How the Government is surrendering its biggest advantage
An interesting observation this morning by Chris Giles, the Economics Editor of the Financial Times:
It also emerged last night that the Bank, not the Financial Services Authority, would take responsibility for the new special resolution regime to deal with failing banks and its officials would sit in Threadneedle Street.
The trigger to put a bank into the special bankruptcy procedure would still sit with the FSA, but the Bank would have a significant power of oversight of that process.
With the Bank getting the resolution regime and Sir John moving aside next year, leaving a vacancy that might be filled by Paul Tucker, the Bank's head of markets, the Treasury has adopted all the recent Conservative proposals on financial stability.
After similar reversals of policy on inheritance tax and non-domiciled taxation, George Osborne, the shadow chancellor, will have more ammunition to claim he is having a greater effect on policy than the chancellor.
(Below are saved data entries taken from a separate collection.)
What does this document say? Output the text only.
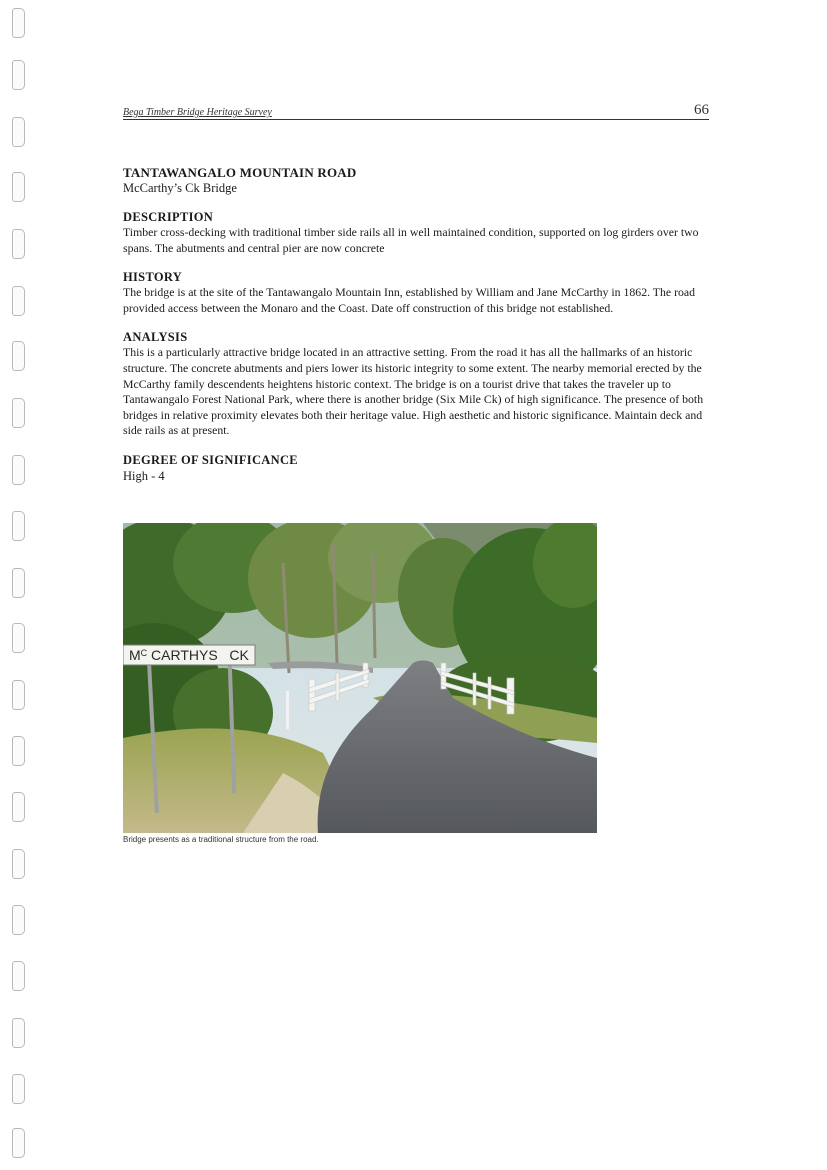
Bega Timber Bridge Heritage Survey	66

TANTAWANGALO MOUNTAIN ROAD

McCarthy’s Ck Bridge

DESCRIPTION

Timber cross-decking with traditional timber side rails all in well maintained condition, supported on log girders over two spans. The abutments and central pier are now concrete

HISTORY

The bridge is at the site of the Tantawangalo Mountain Inn, established by William and Jane McCarthy in 1862. The road provided access between the Monaro and the Coast. Date off construction of this bridge not established.

ANALYSIS

This is a particularly attractive bridge located in an attractive setting. From the road it has all the hallmarks of an historic structure. The concrete abutments and piers lower its historic integrity to some extent. The nearby memorial erected by the McCarthy family descendents heightens historic context. The bridge is on a tourist drive that takes the traveler up to Tantawangalo Forest National Park, where there is another bridge (Six Mile Ck) of high significance. The presence of both bridges in relative proximity elevates both their heritage value. High aesthetic and historic significance. Maintain deck and side rails as at present.

DEGREE OF SIGNIFICANCE

High - 4

$M^C$ CARTHYS   CK
Bridge presents as a traditional structure from the road.
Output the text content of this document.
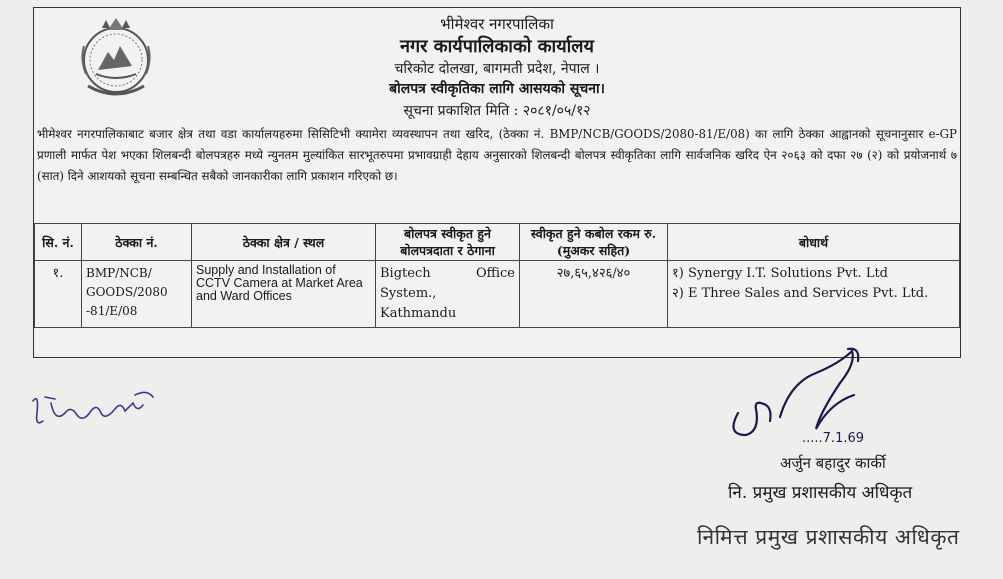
भीमेश्वर नगरपालिका
नगर कार्यपालिकाको कार्यालय
चरिकोट दोलखा, बागमती प्रदेश, नेपाल ।
बोलपत्र स्वीकृतिका लागि आसयको सूचना।
सूचना प्रकाशित मिति : २०८१/०५/१२
भीमेश्वर नगरपालिकाबाट बजार क्षेत्र तथा वडा कार्यालयहरुमा सिसिटिभी क्यामेरा व्यवस्थापन तथा खरिद, (ठेक्का नं. BMP/NCB/GOODS/2080-81/E/08) का लागि ठेक्का आह्वानको सूचनानुसार e-GP प्रणाली मार्फत पेश भएका शिलबन्दी बोलपत्रहरु मध्ये न्युनतम मुल्यांकित सारभूतरुपमा प्रभावग्राही देहाय अनुसारको शिलबन्दी बोलपत्र स्वीकृतिका लागि सार्वजनिक खरिद ऐन २०६३ को दफा २७ (२) को प्रयोजनार्थ ७ (सात) दिने आशयको सूचना सम्बन्धित सबैको जानकारीका लागि प्रकाशन गरिएको छ।
सि. नं.	ठेक्का नं.	ठेक्का क्षेत्र / स्थल	बोलपत्र स्वीकृत हुने बोलपत्रदाता र ठेगाना	स्वीकृत हुने कबोल रकम रु. (मुअकर सहित)	बोधार्थ
१.	BMP/NCB/ GOODS/2080 -81/E/08	Supply and Installation of CCTV Camera at Market Area and Ward Offices	Bigtech Office System., Kathmandu	२७,६५,४२६/४०	१) Synergy I.T. Solutions Pvt. Ltd
२) E Three Sales and Services Pvt. Ltd.
.....7.1.69
अर्जुन बहादुर कार्की
नि. प्रमुख प्रशासकीय अधिकृत
निमित्त प्रमुख प्रशासकीय अधिकृत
Taking Conservative proposals and implementing them has an obvious advantage - it robs the Tories of any practical ideas they advance and leaves them with all the impractical or unpopular ones.
For that reason, nicking Tory ideas has been a standard Brown tactic.
Leadenly, he has failed to realise that it has stopped working.
The same tactic is now simply robbing the Government of one of its best, probably actually its single best, political advantages - the credibility of governing that ensures that you are seen as the anchor point and all change is seen as risky.